Текст книги "Война с саламандрами (сборник)"
Автор книги: Карел Чапек
сообщить о нарушении
Текущая страница: 39 (всего у книги 41 страниц)
Головокружение
– Совесть! – воскликнул пан Лацина. – Нынче это называют уже не так. Теперь это называется «подавленными представлениями», но это что в лоб, что по лбу. Не знаю, слыхал ли кто из вас о случае с фабрикантом Гирке. Это был очень богатый и важный господин, рослый и крепкий, как дуб; рассказывали, что он вдов, а больше никто ничего о нем не знал – такая уж это была замкнутая натура. Так вот, когда ему перевалило за сорок, он влюбился в хорошенькую молоденькую куколку, всего семнадцати лет, но такую красавицу, что дух захватывало; ведь от подлинной красоты почему-то сжимается сердце, и то ли жалко становится чего-то, то ли великая нежность просыпается в душе, или еще там что-то… Вот на этой девушке и женился Гирке – ведь он был великий, богатый Гирке.

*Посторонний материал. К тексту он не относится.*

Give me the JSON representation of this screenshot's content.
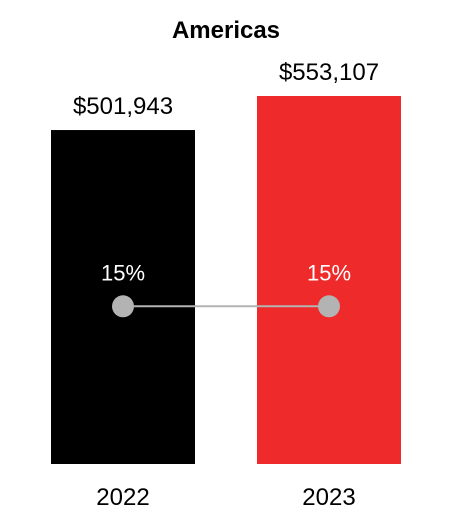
{
  "chart_data": {
    "type": "bar",
    "title": "Americas",
    "categories": [
      "2022",
      "2023"
    ],
    "values": [
      501943,
      553107
    ],
    "value_labels": [
      "$501,943",
      "$553,107"
    ],
    "ylim": [
      0,
      553107
    ],
    "colors": [
      "#000000",
      "#ee2a2a"
    ],
    "overlay": {
      "type": "line",
      "values": [
        15,
        15
      ],
      "labels": [
        "15%",
        "15%"
      ],
      "ylim": [
        0,
        35
      ],
      "marker_color": "#b3b3b3",
      "line_color": "#b3b3b3"
    },
    "legend": "none",
    "grid": false
  }
}
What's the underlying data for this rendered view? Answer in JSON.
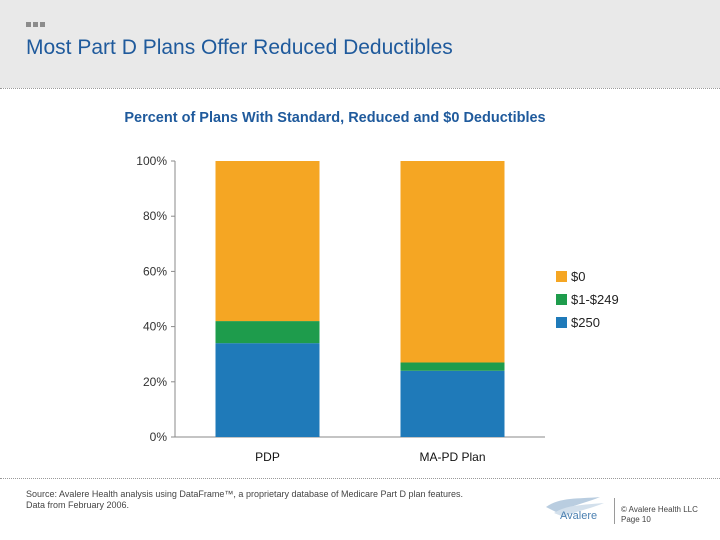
{
  "slide": {
    "title": "Most Part D Plans Offer Reduced Deductibles",
    "source_line1": "Source:  Avalere Health analysis using DataFrame™, a proprietary database of Medicare Part D plan features.",
    "source_line2": "Data from February 2006.",
    "logo_text": "Avalere",
    "copyright": "© Avalere Health LLC",
    "page": "Page 10"
  },
  "chart_data": {
    "type": "bar",
    "stacked": true,
    "title": "Percent of Plans With Standard, Reduced and $0 Deductibles",
    "categories": [
      "PDP",
      "MA-PD Plan"
    ],
    "series": [
      {
        "name": "$250",
        "color": "#1f7ab9",
        "values": [
          34,
          24
        ]
      },
      {
        "name": "$1-$249",
        "color": "#1e9c4c",
        "values": [
          8,
          3
        ]
      },
      {
        "name": "$0",
        "color": "#f5a623",
        "values": [
          58,
          73
        ]
      }
    ],
    "ylim": [
      0,
      100
    ],
    "yticks": [
      "0%",
      "20%",
      "40%",
      "60%",
      "80%",
      "100%"
    ],
    "legend_position": "right",
    "legend_order": [
      "$0",
      "$1-$249",
      "$250"
    ],
    "grid": false
  }
}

Провести медовый месяц они поехали в Италию, и там случилось вот что: поднялись они в Венеции на знаменитую колокольню, и когда Гирке глянул вниз – а говорят, вид оттуда прекрасный, – то побледнел и, повернувшись к молодой своей жене, рухнул, как подрубленный. С той поры он как-то еще больше замкнулся в себе; перемогаясь изо всех сил, делал вид, будто с ним ничего не происходит, только взгляд у него стал беспокойным и полным отчаяния. Понятно, жена его страшно перепугалась и увезла Гирке домой; дом у них был красивый, окнами в городской парк, – там-то и начались странности Гирке: он все ходил от окна к окну – проверял, хорошо ли закрыты; только, бывало, сядет и тут же вскакивает и бежит к окну – запирать. Даже ночью вставал, бродил как призрак по всему дому и в ответ на все вопросы бормотал только, что у него ужасно кружится голова и он должен запереть окна, чтоб не вывалиться. Жена велела тогда забрать все окна решетками, чтоб избавить его от постоянного страха. На несколько дней это помогло. Гирке немного успокоился, а потом снова начал подбегать к окнам и трясти решетки – крепко ли они держатся. Тогда на окна навесили стальные ставни, и супруги жили за ними как замурованные. Гирке на какое-то время угомонился. Но потом оказалось, что головокружение охватывает его на лестницах; пришлось водить его по ступенькам, поддерживая, как паралитика, а он трясся как осиновый лист и весь покрывался потом; иногда даже сядет, бывало, посреди лестницы, всхлипывает судорожно – так ему было страшно.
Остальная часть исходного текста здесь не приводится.